Osheaga 2010 : La journée du samedi 31 juillet sous l’œil inattentif d’un père de deux enfants! (Retour sur le concert)

Yanick Klimbo Tremblay
2 août 2010

Pour ceux qui le savent et même ceux qui ne le savent pas, Osheaga est pour nous, une sortie familiale depuis trois ans. Le tout a débuté en 2008 lorsque ma fille de trois mois nous a accompagnés. Elle avait survécu au Heavy Mtl quelques jours auparavant, il était évident qu’Osheaga était de calibre pour son système auditif. Ma mère y était aussi, donnant un coup de main habile et apprécié pour les couches. L’année dernière, ma fille avait 15 mois, elle marchait et appréciait les prestations en tapant des mains, en se dandinant, le tout sous la supervision de parrain. Ma blonde, enceinte de numéro deux, pouvait se la couler un peu plus douce grâce à l’aide de parrain. Cette année, deux enfants : une fillette de deux ans qui veut jouer et un garçonnet de neuf mois qui marche à quatre pattes. Moins de repos cette année. Je devais jongler avec ma fille qui désirait aller aux toilettes et mon gars qui veut marcher sur le gazon et grignoter le gazon ou les cailloux en plus de nourrir la marmaille, d’aller chercher de l’eau et gérer les jeux de ma fille. Heureusement, parrain y était cette année avec sa copine en plus de quelques amis qui nous ont grandement aidés! L’an prochain? Je crois qu’on mérite bien un petit festival en couple, nous allons délier les cordons de la sacoche et se payer une gardienne… ou demander aux grands-parents de garder en échange d’un repas familial St-Hubert et trois Popsicles!

Ai-je pu regarder et entendre quelques artistes? Oui, comme de raison! Je n’ai pas deux monstres mongols et pas vivables avec moi tout de même.

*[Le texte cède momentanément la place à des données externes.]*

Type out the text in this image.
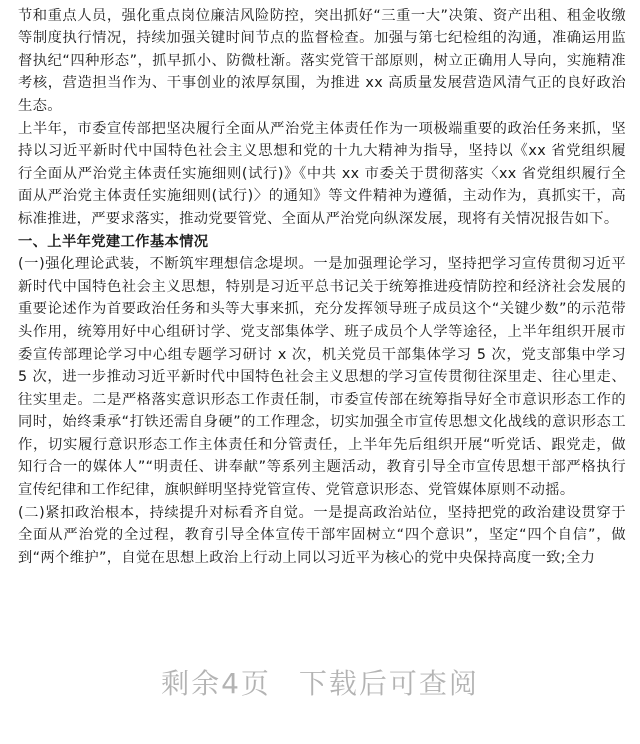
节和重点人员，强化重点岗位廉洁风险防控，突出抓好“三重一大”决策、资产出租、租金收缴等制度执行情况，持续加强关键时间节点的监督检查。加强与第七纪检组的沟通，准确运用监督执纪“四种形态”，抓早抓小、防微杜渐。落实党管干部原则，树立正确用人导向，实施精准考核，营造担当作为、干事创业的浓厚氛围，为推进 xx 高质量发展营造风清气正的良好政治生态。

上半年，市委宣传部把坚决履行全面从严治党主体责任作为一项极端重要的政治任务来抓，坚持以习近平新时代中国特色社会主义思想和党的十九大精神为指导，坚持以《xx 省党组织履行全面从严治党主体责任实施细则(试行)》《中共 xx 市委关于贯彻落实〈xx 省党组织履行全面从严治党主体责任实施细则(试行)〉的通知》等文件精神为遵循，主动作为，真抓实干，高标准推进，严要求落实，推动党要管党、全面从严治党向纵深发展，现将有关情况报告如下。

一、上半年党建工作基本情况

(一)强化理论武装，不断筑牢理想信念堤坝。一是加强理论学习，坚持把学习宣传贯彻习近平新时代中国特色社会主义思想，特别是习近平总书记关于统筹推进疫情防控和经济社会发展的重要论述作为首要政治任务和头等大事来抓，充分发挥领导班子成员这个“关键少数”的示范带头作用，统筹用好中心组研讨学、党支部集体学、班子成员个人学等途径，上半年组织开展市委宣传部理论学习中心组专题学习研讨 x 次，机关党员干部集体学习 5 次，党支部集中学习 5 次，进一步推动习近平新时代中国特色社会主义思想的学习宣传贯彻往深里走、往心里走、往实里走。二是严格落实意识形态工作责任制，市委宣传部在统筹指导好全市意识形态工作的同时，始终秉承“打铁还需自身硬”的工作理念，切实加强全市宣传思想文化战线的意识形态工作，切实履行意识形态工作主体责任和分管责任，上半年先后组织开展“听党话、跟党走，做知行合一的媒体人”“明责任、讲奉献”等系列主题活动，教育引导全市宣传思想干部严格执行宣传纪律和工作纪律，旗帜鲜明坚持党管宣传、党管意识形态、党管媒体原则不动摇。

(二)紧扣政治根本，持续提升对标看齐自觉。一是提高政治站位，坚持把党的政治建设贯穿于全面从严治党的全过程，教育引导全体宣传干部牢固树立“四个意识”，坚定“四个自信”，做到“两个维护”，自觉在思想上政治上行动上同以习近平为核心的党中央保持高度一致;全力

剩余4页 下载后可查阅
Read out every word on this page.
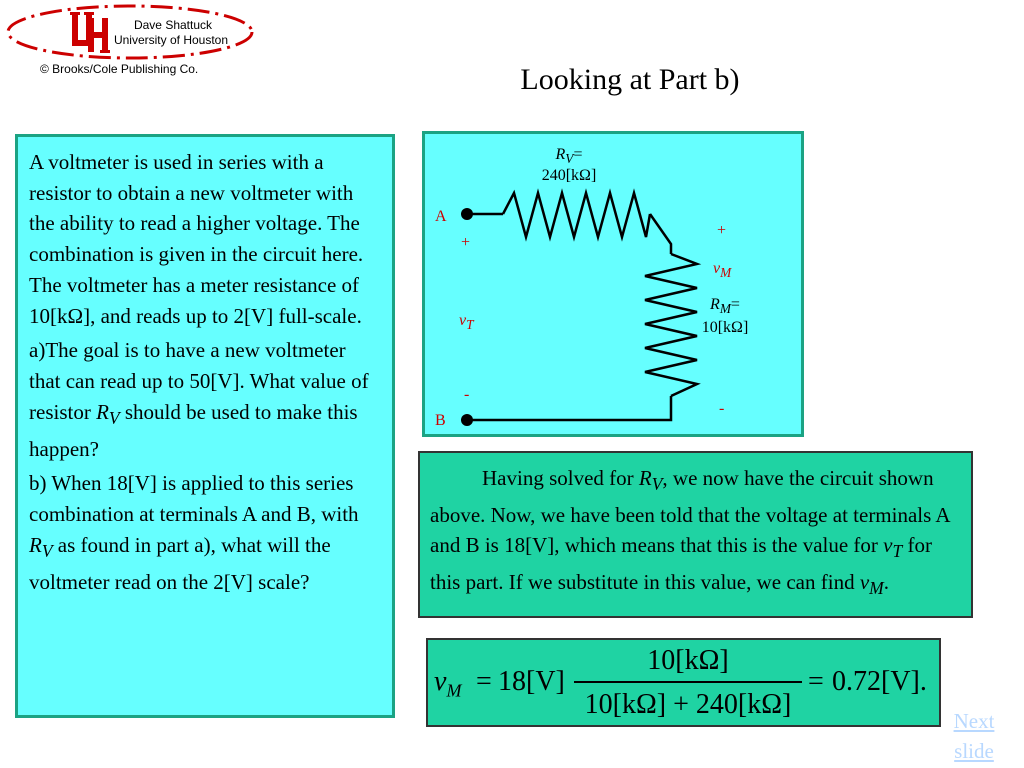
Dave Shattuck
University of Houston
© Brooks/Cole Publishing Co.	Looking at Part b)

A voltmeter is used in series with a resistor to obtain a new voltmeter with the ability to read a higher voltage. The combination is given in the circuit here. The voltmeter has a meter resistance of 10[kΩ], and reads up to 2[V] full-scale.

a)The goal is to have a new voltmeter that can read up to 50[V]. What value of resistor $R_V$ should be used to make this happen?

b) When 18[V] is applied to this series combination at terminals A and B, with $R_V$ as found in part a), what will the voltmeter read on the 2[V] scale?

$R_V=$
240[kΩ]
A
B
+
$v_T$
-
+
$v_M$
-
$R_M=$
10[kΩ]
Having solved for $R_V$, we now have the circuit shown above. Now, we have been told that the voltage at terminals A and B is 18[V], which means that this is the value for $v_T$ for this part. If we substitute in this value, we can find $v_M$.
$v_M = 18[V]$
10[kΩ]
10[kΩ] + 240[kΩ]
= 0.72[V].
Next slide
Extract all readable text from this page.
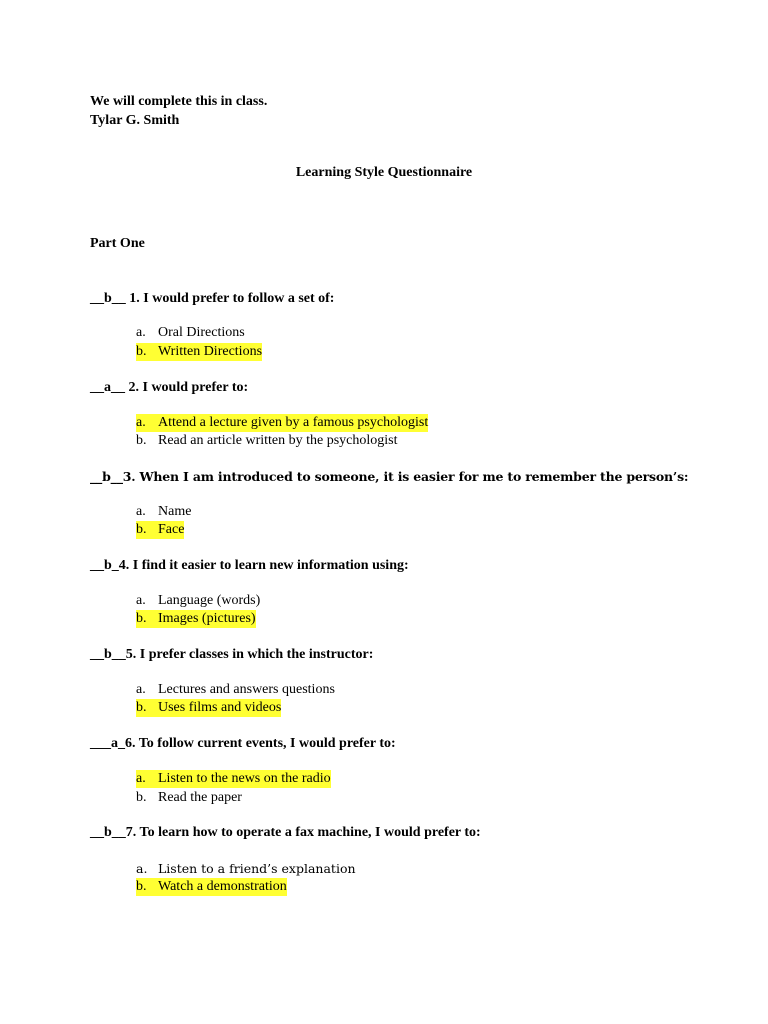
We will complete this in class.
Tylar G. Smith
Learning Style Questionnaire
Part One
__b__ 1. I would prefer to follow a set of:
a. Oral Directions
b. Written Directions
__a__ 2. I would prefer to:
a. Attend a lecture given by a famous psychologist
b. Read an article written by the psychologist
__b__3. When I am introduced to someone, it is easier for me to remember the person’s:
a. Name
b. Face
__b_4. I find it easier to learn new information using:
a. Language (words)
b. Images (pictures)
__b__5. I prefer classes in which the instructor:
a. Lectures and answers questions
b. Uses films and videos
___a_6. To follow current events, I would prefer to:
a. Listen to the news on the radio
b. Read the paper
__b__7. To learn how to operate a fax machine, I would prefer to:
a. Listen to a friend’s explanation
b. Watch a demonstration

Fait intéressant, de nombreuses et je souligne NOMBREUSES familles sont présentes sur le site. Les carrosses et les gamins pullulent pour une première fois à Osheaga. Il y a trois ans, nous avions l’air un peu freaks voire irresponsables avec un bébé d’à peine trois mois! Mais la réalité moderne fait que les gens continent de profiter de la vie malgré le fait d’avoir des enfants; ce n’est pas un handicap après tout. À moins que tous ces gens aient lu mes guides de survie pour parents lors des concerts en plein-air? Comme de raison!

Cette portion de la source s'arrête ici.